La rosa della conoscenza nel deserto

Ministro del governo Saharawi alla chiusura dei corsi estivi dell’Università Tifariti
Dal ritiro della colonizzazione spagnola nel 1976, circa 200 mila Sahrawi vivono in campi profughi nel deserto algerino vicino Tindouf, in tende e case di terra, a causa dell’occupazione marocchina del loro territorio, il Sahara occidentale.
Da allora il popolo Sahrawi si batte per la libertà della propria terra.
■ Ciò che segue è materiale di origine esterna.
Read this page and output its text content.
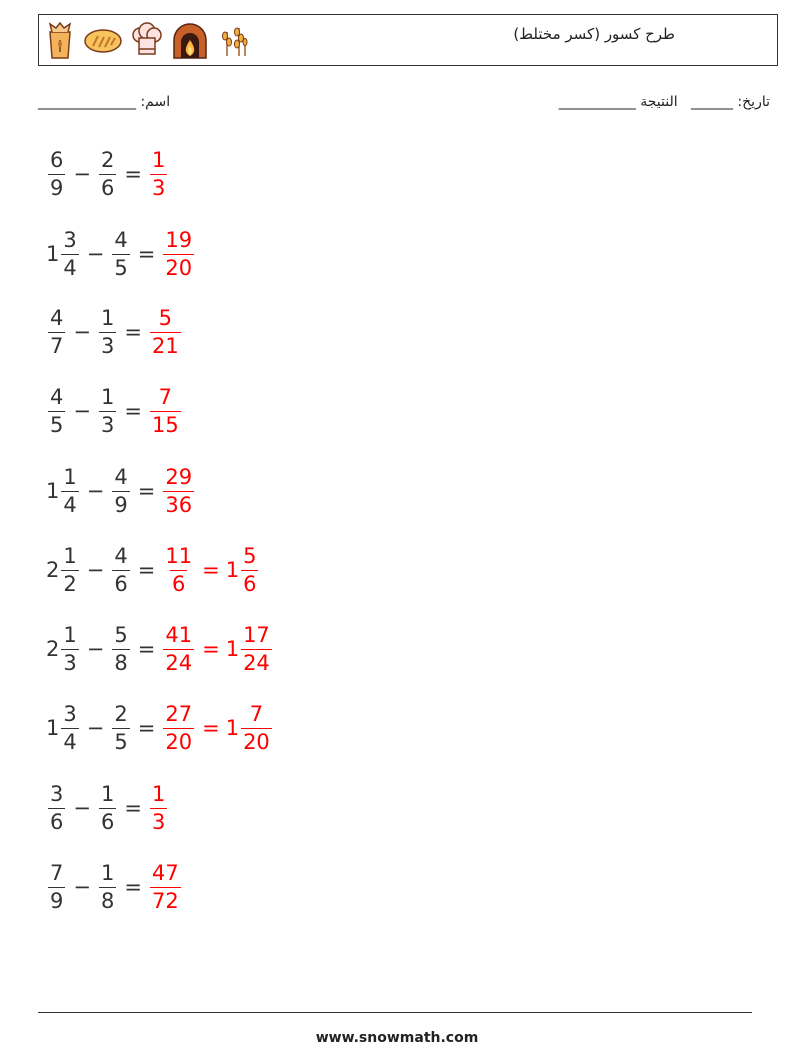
طرح كسور (كسر مختلط)
اسم: ______________	تاريخ: ______   النتيجة ___________
$\frac{6}{9} - \frac{2}{6} = \frac{1}{3}$
$1 \frac{3}{4} - \frac{4}{5} = \frac{19}{20}$
$\frac{4}{7} - \frac{1}{3} = \frac{5}{21}$
$\frac{4}{5} - \frac{1}{3} = \frac{7}{15}$
$1 \frac{1}{4} - \frac{4}{9} = \frac{29}{36}$
$2 \frac{1}{2} - \frac{4}{6} = \frac{11}{6} = 1 \frac{5}{6}$
$2 \frac{1}{3} - \frac{5}{8} = \frac{41}{24} = 1 \frac{17}{24}$
$1 \frac{3}{4} - \frac{2}{5} = \frac{27}{20} = 1 \frac{7}{20}$
$\frac{3}{6} - \frac{1}{6} = \frac{1}{3}$
$\frac{7}{9} - \frac{1}{8} = \frac{47}{72}$
www.snowmath.com
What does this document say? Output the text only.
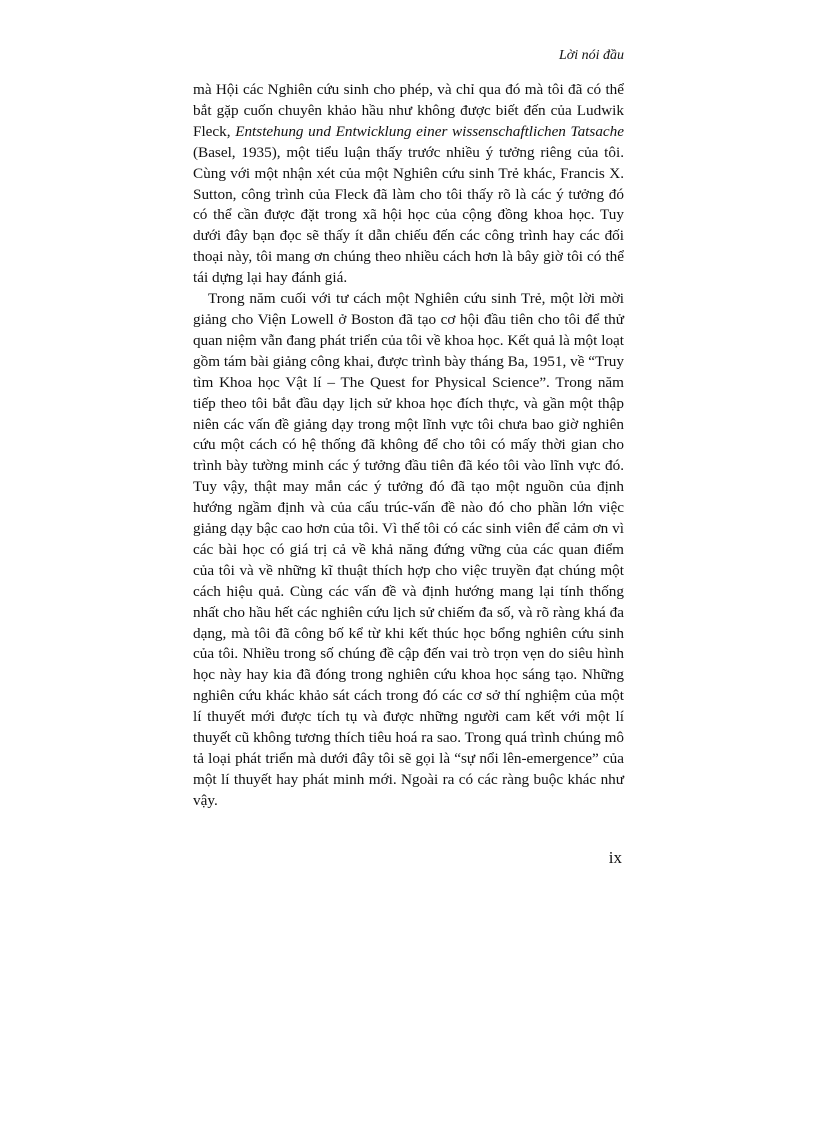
Lời nói đầu

mà Hội các Nghiên cứu sinh cho phép, và chỉ qua đó mà tôi đã có thể bắt gặp cuốn chuyên khảo hầu như không được biết đến của Ludwik Fleck, Entstehung und Entwicklung einer wissenschaftlichen Tatsache (Basel, 1935), một tiểu luận thấy trước nhiều ý tưởng riêng của tôi. Cùng với một nhận xét của một Nghiên cứu sinh Trẻ khác, Francis X. Sutton, công trình của Fleck đã làm cho tôi thấy rõ là các ý tưởng đó có thể cần được đặt trong xã hội học của cộng đồng khoa học. Tuy dưới đây bạn đọc sẽ thấy ít dẫn chiếu đến các công trình hay các đối thoại này, tôi mang ơn chúng theo nhiều cách hơn là bây giờ tôi có thể tái dựng lại hay đánh giá.

Trong năm cuối với tư cách một Nghiên cứu sinh Trẻ, một lời mời giảng cho Viện Lowell ở Boston đã tạo cơ hội đầu tiên cho tôi để thử quan niệm vẫn đang phát triển của tôi về khoa học. Kết quả là một loạt gồm tám bài giảng công khai, được trình bày tháng Ba, 1951, về “Truy tìm Khoa học Vật lí – The Quest for Physical Science”. Trong năm tiếp theo tôi bắt đầu dạy lịch sử khoa học đích thực, và gần một thập niên các vấn đề giảng dạy trong một lĩnh vực tôi chưa bao giờ nghiên cứu một cách có hệ thống đã không để cho tôi có mấy thời gian cho trình bày tường minh các ý tưởng đầu tiên đã kéo tôi vào lĩnh vực đó. Tuy vậy, thật may mắn các ý tưởng đó đã tạo một nguồn của định hướng ngầm định và của cấu trúc-vấn đề nào đó cho phần lớn việc giảng dạy bậc cao hơn của tôi. Vì thế tôi có các sinh viên để cảm ơn vì các bài học có giá trị cả về khả năng đứng vững của các quan điểm của tôi và về những kĩ thuật thích hợp cho việc truyền đạt chúng một cách hiệu quả. Cùng các vấn đề và định hướng mang lại tính thống nhất cho hầu hết các nghiên cứu lịch sử chiếm đa số, và rõ ràng khá đa dạng, mà tôi đã công bố kể từ khi kết thúc học bổng nghiên cứu sinh của tôi. Nhiều trong số chúng đề cập đến vai trò trọn vẹn do siêu hình học này hay kia đã đóng trong nghiên cứu khoa học sáng tạo. Những nghiên cứu khác khảo sát cách trong đó các cơ sở thí nghiệm của một lí thuyết mới được tích tụ và được những người cam kết với một lí thuyết cũ không tương thích tiêu hoá ra sao. Trong quá trình chúng mô tả loại phát triển mà dưới đây tôi sẽ gọi là “sự nổi lên-emergence” của một lí thuyết hay phát minh mới. Ngoài ra có các ràng buộc khác như vậy.

ix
Da oltre 30 anni il Marocco disattende la direttiva europea per l’indizione del referendum per l’indipendenza nazionale del popolo saharawi, gettando la popolazione in uno stato continuo di guerra e instabilità.
Nonostante le tragiche condizioni, i Sarahawi e le Nazioni Unite hanno trasformato uno dei sistemi educativi più poveri in una condizione di alfabetizzazione che raggiunge il 90% rispetto a 30 anni fa. Numerose le borse di studio, offerte da università spagnole, algerine e cubane. Il gruppo dei giovani laureati a Cuba sono conosciuti come “Cubarawi”. Una forma di progettazione didattica non convenzionale che ha preso le vesti istituzionali di un’autentica Alma Mater: Università di Tifariti, nata nel città liberata, controllata dal Fronte Polisario, coalizione per il diritto all’autodeterminazione del popolo sahrawi.
La pianificazione dell’ateneo risale alla operazione tra università algerine, spagnole e cubane e, attualmente, oltre al coordinamento didattico, questi atenei si occupano dell’attività di fundraising. Oltre alle università elencate si sono uniti alla realizzazione dell’Ateneo nel deserto, le Università di Berkeley, Managua, Leeds, Pretoria, insieme a ulteriori collaborazioni internazionali.
Dal 2008, l’Università Autonoma di Madrid organizza programmi di scambio tra i giovani spagnoli e i ragazzi sahrawi.
“L’importanza della collocazione dell’Università è simbolica; non nei territori occupati dal Marocco, non nel campo dei rifugiati in Algeria ,ma in una libera terra di mezzo afferma il prof. Moreno dell’Università di Siviglia.
Da giugno a luglio 2016, il Centro per la Cooperazione allo Sviluppo Internazionale dell’Università di Ferrera, congiuntamente al Sistema Museale di Ateneo, dal Comune di Albinea (RE) e dall’Università di Tifariti, con il contributo della Regione Emilia Romagna e il patrocinio del Comune di Ferrara, la mostra SAHRAWI. La dignità di un popolo.
Comune e Regione emiliani sono impegnati in nel progetto di collaborazione internazionale “Sostegno alle attività del laboratorio nazionale di farmacia e alla dotazione di farmaci per la popolazione rifugiata in Algeria”, in particolare per il laboratorio di produzione di farmaci “M.Embarek Fakal-la nei campi di rifugiati saharawi in Algeria. Come leggiamo nella scheda di progetto: “il laboratorio di produzione farmaci M. Embarek Fakal-la contribuisce a garantire l’approvvigionamento di farmaci per la popolazione rifugiata. Una perla di efficienza nel vuoto in cui la condizione di rifugiati ha precipitato la popolazione sahrawi“.